Art collected by the heir of a Nazi-era arms supplier will be shown in Berlin from 2004. But plans to display the works in Switzerland failed following sharp protests.
Billionaire Friedrich-Christian Flick has found a home for his art collection
The Friedrich-Christian Flick Collection is one of the world's biggest private holdings of contemporary art. From 2004 onward, the over 2,000 work collection will be shown in its entirety in Berlin for the first time ever.
The decision came after months of negotiations between Flick and the Stiftung Preussischer Kulturbesitz, the administrative body that runs Berlin's state museums. The move follows a failed effort to exhibit the collection in Zurich.
The Jewish community and cultural organizations had blocked Flick’s plans to build a special museum for his collection in Zurich designed by star Dutch architect Rem Koolhaas. Critics opposed the exhibit because much of the collection was purchased with the fortune amassed by the Flicks under the Nazis.
Facing the past
Flick's grandfather, Friedrich Flick, was one of Adolf Hitler's largest arms manufacturers and helped fuel Nazi Germany's war machine.
Following World War II, he was sentenced to seven years in prison for crimes including the use of slave labor in his factories and cooperating with the Nazis. He was pardoned in 1950.
Friedrich-Christian Flick has also been criticized for refusing to contribute to the fund set up by German industry and the federal government to compensate those forced to work for the Nazis. But the wealthy collector has said he doesn't see how he can be guilty of something which he didn't do.
Instead, Flick has referred to his "Foundation against xenophobia, racism and intolerance."

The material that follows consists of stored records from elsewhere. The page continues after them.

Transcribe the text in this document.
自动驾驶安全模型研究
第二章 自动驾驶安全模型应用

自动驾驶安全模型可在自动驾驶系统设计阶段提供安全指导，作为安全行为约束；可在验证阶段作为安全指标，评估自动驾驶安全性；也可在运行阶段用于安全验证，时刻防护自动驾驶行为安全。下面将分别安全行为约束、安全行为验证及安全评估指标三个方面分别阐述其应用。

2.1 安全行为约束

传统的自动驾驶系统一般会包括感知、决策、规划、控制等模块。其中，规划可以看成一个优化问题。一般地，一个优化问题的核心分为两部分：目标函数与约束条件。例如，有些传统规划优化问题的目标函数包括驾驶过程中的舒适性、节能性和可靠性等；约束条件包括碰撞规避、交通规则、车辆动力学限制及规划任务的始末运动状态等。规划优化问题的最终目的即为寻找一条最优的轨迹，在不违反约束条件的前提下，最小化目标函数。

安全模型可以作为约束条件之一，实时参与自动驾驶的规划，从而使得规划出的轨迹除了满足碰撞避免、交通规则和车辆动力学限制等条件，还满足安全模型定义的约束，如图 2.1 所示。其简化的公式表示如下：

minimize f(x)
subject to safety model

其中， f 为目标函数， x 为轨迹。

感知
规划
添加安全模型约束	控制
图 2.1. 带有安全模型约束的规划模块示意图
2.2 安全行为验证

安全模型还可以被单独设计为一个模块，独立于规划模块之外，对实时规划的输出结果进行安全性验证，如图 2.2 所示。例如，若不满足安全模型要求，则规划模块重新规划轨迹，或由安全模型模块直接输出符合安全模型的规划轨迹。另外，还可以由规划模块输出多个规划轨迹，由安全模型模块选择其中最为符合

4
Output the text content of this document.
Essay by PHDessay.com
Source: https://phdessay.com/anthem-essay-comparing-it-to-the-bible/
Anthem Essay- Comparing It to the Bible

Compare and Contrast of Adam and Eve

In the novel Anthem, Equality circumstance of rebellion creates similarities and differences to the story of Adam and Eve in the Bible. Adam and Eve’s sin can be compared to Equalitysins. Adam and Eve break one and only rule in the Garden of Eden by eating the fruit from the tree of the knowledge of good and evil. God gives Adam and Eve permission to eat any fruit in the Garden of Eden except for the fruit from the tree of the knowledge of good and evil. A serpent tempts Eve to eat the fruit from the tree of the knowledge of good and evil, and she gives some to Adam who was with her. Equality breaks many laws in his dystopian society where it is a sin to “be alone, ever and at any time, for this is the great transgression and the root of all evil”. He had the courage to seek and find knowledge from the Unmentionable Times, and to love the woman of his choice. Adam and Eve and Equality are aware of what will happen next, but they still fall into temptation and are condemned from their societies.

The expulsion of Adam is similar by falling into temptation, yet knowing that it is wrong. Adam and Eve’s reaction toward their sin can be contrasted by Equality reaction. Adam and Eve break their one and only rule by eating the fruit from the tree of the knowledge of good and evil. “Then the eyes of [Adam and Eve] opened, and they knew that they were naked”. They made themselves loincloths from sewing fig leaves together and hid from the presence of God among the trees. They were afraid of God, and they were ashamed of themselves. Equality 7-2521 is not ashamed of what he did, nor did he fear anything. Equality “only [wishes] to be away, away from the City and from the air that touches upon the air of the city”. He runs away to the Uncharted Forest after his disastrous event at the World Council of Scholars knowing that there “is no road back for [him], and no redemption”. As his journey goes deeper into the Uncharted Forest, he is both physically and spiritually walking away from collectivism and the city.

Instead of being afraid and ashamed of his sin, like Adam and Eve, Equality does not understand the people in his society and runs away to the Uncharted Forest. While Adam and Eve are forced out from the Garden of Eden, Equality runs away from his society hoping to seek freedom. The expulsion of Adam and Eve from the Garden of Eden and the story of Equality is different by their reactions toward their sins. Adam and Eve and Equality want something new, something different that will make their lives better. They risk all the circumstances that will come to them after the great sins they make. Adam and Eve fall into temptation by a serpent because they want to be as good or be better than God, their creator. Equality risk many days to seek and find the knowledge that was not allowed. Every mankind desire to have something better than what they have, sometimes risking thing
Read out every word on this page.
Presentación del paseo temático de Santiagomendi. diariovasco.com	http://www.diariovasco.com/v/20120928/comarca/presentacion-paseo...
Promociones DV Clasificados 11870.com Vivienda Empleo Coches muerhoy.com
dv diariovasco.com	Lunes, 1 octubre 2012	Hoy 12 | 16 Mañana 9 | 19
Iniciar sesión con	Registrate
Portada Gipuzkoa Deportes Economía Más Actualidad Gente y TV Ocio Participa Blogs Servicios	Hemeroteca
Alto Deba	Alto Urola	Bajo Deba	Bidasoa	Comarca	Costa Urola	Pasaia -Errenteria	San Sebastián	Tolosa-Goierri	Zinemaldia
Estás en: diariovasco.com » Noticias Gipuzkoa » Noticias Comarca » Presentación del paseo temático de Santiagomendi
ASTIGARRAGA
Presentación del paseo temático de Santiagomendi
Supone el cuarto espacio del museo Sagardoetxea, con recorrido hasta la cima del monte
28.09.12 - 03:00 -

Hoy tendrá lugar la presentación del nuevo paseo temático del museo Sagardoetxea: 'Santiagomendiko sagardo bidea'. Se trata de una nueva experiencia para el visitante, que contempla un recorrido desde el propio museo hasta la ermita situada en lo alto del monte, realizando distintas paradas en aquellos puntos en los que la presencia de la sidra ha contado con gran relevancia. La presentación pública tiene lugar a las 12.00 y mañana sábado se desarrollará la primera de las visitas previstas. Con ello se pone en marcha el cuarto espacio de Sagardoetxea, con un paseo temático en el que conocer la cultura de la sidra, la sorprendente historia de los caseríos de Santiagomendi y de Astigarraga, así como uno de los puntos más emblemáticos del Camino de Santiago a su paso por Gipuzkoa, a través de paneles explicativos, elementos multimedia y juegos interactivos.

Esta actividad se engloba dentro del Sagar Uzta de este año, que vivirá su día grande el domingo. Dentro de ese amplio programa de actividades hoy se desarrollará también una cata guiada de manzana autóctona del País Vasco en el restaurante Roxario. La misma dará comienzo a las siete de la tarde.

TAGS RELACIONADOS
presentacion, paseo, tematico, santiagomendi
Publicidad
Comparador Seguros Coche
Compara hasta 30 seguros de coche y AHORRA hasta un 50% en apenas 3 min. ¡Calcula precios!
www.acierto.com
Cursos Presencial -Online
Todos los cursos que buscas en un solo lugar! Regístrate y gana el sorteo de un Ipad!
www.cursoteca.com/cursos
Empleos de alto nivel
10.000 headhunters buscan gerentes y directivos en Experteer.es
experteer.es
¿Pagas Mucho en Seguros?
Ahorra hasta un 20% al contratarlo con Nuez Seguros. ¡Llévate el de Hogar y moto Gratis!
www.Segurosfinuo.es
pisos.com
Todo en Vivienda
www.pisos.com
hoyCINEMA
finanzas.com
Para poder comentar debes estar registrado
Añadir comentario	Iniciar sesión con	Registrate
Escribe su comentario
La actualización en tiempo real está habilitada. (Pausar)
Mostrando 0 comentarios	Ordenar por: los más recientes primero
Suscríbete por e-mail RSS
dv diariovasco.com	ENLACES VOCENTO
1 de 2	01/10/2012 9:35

At a press conference on Thursday announcing the deal, Flick stressed that he was not avoiding the criticism of his family history. He said he had faced up to it. This past was one of the reasons he acquired critical works, such as those by Bruce Nauman, for his collection, Flick said.
Taking art hostage
Berlin's Culture Minister, Christina Weiss, said she understood that Flick had to "put up with" questions regarding his family's past. But she added that she didn't understand how a tie could be made between the Nazi era and a collection of contemporary art.
"How can one attempt to take art hostage and condemn it to disrespect?" Weiss asked the assembled journalists. Neither the artists nor their works deserved this, she said.
The Friedrich-Christian Flick collection includes works by some 150 artists, including Bruce Nauman, Marcel Duchamp, Piet Mondrian, Kurt Schwitters, Gerhard Richter, Sigmar Polke, Richard Serra, On Kawara und Nam June Paik.
The collection will be displayed at the Rieck-Halle Gallery next to Berlin's Hamburger Bahnhof Museum for Contemporary Art for an initial period of seven years. Flick will finance the elaborate modifications necessary to the building.